Maybe if I’d read this when I was twelve, I would have been able to overlook the sheer horror facing me on every page, but now as an adult all I want to do is protect these children. The oldest of them is fourteen (for logical reasons), and some of them are absolutely tiny. They shouldn’t be fighting! Don’t make them kill each other! But Higson does, and plenty of characters die in this book. Oh, you were attached to them? You thought he wouldn’t go through with it and actually kill them? Too bad.
It’s gutsy. A lot of children’s and YA novels seem incapable of killing off any characters in a permanent manner (Cassandra Clare’s novels lack a real sense of danger because despite all the near-death experiences people just don’t die), but The Enemy doesn’t suffer from that. Quite the opposite. Every time I was beginning to get emotionally attached to a character, wham bam they’ve been brutally murdered and their head is on a stick.

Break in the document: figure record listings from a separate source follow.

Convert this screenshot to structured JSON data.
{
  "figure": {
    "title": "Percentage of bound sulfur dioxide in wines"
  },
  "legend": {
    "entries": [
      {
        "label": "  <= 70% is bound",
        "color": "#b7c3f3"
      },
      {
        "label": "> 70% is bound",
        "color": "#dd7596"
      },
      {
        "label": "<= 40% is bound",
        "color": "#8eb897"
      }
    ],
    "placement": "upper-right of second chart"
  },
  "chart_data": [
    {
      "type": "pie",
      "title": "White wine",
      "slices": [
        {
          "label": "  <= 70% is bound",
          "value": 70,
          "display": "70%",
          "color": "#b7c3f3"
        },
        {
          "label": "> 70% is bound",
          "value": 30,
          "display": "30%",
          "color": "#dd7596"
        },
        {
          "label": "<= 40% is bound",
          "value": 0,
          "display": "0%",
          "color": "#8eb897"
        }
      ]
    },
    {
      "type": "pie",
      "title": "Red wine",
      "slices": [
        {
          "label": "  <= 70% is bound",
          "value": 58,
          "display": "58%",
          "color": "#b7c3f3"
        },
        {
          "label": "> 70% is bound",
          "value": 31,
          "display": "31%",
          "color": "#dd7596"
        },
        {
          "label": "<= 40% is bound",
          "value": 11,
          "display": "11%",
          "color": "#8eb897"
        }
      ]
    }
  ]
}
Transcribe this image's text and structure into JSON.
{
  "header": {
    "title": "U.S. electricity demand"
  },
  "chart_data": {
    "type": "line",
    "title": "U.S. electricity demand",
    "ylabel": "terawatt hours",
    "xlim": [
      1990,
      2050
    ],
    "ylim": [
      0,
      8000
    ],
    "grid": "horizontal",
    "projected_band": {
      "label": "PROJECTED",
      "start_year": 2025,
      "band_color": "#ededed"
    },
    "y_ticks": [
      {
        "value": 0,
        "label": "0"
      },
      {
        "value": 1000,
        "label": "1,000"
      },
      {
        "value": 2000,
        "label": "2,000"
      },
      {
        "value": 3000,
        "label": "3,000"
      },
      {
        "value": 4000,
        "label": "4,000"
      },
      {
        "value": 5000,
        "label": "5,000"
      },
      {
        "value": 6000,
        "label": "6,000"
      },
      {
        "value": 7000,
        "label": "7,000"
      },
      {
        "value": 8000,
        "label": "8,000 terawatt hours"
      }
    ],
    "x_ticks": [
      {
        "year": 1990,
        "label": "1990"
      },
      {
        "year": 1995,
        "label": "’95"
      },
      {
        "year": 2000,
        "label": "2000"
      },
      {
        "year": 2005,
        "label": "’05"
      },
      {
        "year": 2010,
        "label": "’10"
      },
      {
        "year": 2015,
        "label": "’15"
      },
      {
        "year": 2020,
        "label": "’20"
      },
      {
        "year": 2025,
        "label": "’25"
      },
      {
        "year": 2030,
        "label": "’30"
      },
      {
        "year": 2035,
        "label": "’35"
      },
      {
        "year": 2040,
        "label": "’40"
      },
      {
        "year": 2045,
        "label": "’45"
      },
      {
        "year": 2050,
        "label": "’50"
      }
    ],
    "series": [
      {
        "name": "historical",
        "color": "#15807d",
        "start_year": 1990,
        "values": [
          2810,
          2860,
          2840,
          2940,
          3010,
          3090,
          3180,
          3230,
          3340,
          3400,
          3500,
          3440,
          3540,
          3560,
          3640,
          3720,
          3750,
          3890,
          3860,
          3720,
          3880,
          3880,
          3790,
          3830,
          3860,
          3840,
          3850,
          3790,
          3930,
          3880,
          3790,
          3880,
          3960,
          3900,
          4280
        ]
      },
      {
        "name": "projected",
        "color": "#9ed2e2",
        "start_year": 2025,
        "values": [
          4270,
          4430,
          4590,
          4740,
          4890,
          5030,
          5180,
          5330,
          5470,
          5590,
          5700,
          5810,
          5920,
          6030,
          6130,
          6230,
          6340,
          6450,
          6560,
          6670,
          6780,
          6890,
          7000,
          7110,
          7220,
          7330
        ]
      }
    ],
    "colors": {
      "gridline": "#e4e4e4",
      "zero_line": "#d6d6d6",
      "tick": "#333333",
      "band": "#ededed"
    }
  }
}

There was also the added horror of knowing that if I lived in this world I’d be dead. Actually, I got thinking about this. It was published in 2010, so depending on whether it’s set then or a bit earlier (or later) I might just have sneaked in under the “14” cut-off point. I’m just not sure I wanted to.
In short, this is a well-written book, but either I’m getting old or I’m just too sensitive to properly enjoy it, because I was genuinely horrified by it.